A white elephant is a possession which its owner cannot dispose of and whose cost, particularly that of maintenance, is out of proportion to its usefulness. In modern usage, it is an object, building project, scheme, business venture, facility, etc., considered expensive but without use or value.
Background
The term derives from the sacred white elephants kept by Southeast Asian monarchs in Burma, Thailand, Laos and Cambodia. To possess a white elephant was regarded as a sign that the monarch reigned with justice and power, and that the kingdom was blessed with peace and prosperity. The opulence expected of anyone who owned a beast of such stature was great. Monarchs often exemplified their possession of white elephants in their formal titles. Because the animals were considered sacred and laws protected them from labor, receiving a gift of a white elephant from a monarch was simultaneously a blessing and a curse. It was a blessing because the animal was sacred and a sign of the monarch's favour, and a curse because the recipient now had an expensive-to-maintain animal he could not give away and could not put to much practical use. In the West, the term "white elephant" relating to an expensive burden that fails to meet expectations, was first used in the 1600s and became widespread in the 1800s.

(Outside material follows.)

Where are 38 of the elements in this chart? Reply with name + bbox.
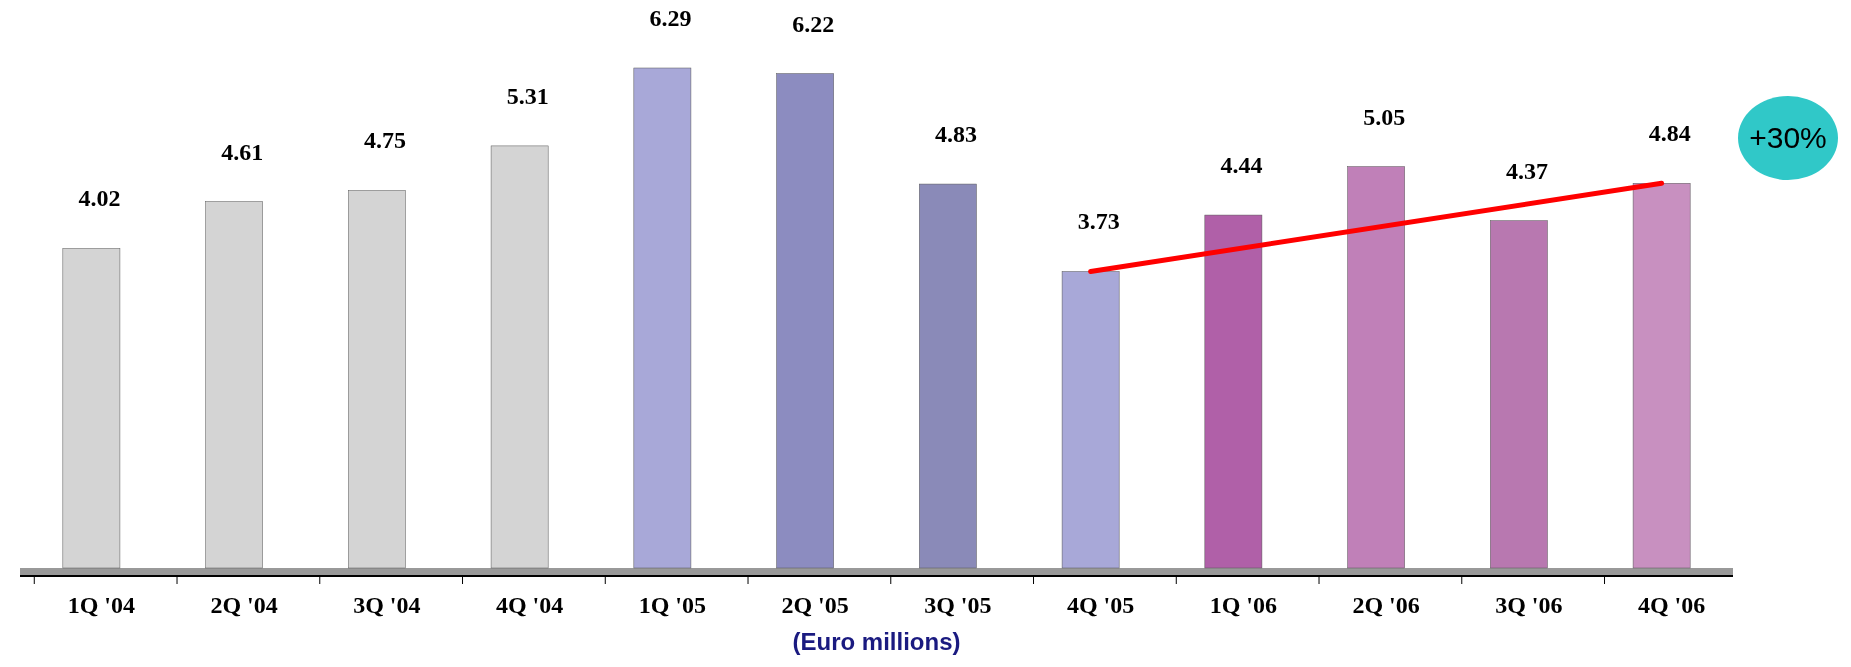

According to one source it was popularized following P. T. Barnum's experience with an elephant named Toung Taloung that he billed as the "Sacred White Elephant of Burma". After much effort and great expense, Barnum finally acquired the animal from the King of Siam only to discover that his "white elephant" was actually dirty grey in color with a few pink spots. The expressions "white elephant" and "gift of a white elephant" came into common use in the middle of the nineteenth century. The phrase was attached to "white elephant swaps" and "white elephant sales" in the early twentieth century. Many church bazaars held “white elephant sales” where donors could unload unwantedbric-à-brac, generating profit from the phenomenon that "one man’s trash is another man’s treasure" and the term has continued to be used in this context. In modern usage, the term now often refers in addition to an extremely expensive building project that fails to deliver on its function or becomes very costly to maintain. Examples include prestigious but uneconomic infrastructure projects such as airports, dams, bridges, shopping malls and football stadiums built for the FIFA World Cup. The term has also been applied to outdated or underperforming military projects like the U.S. Navy's Alaska-class cruiser. In Austria, the term "white elephant" means workers who have little or no use, but are not terminable.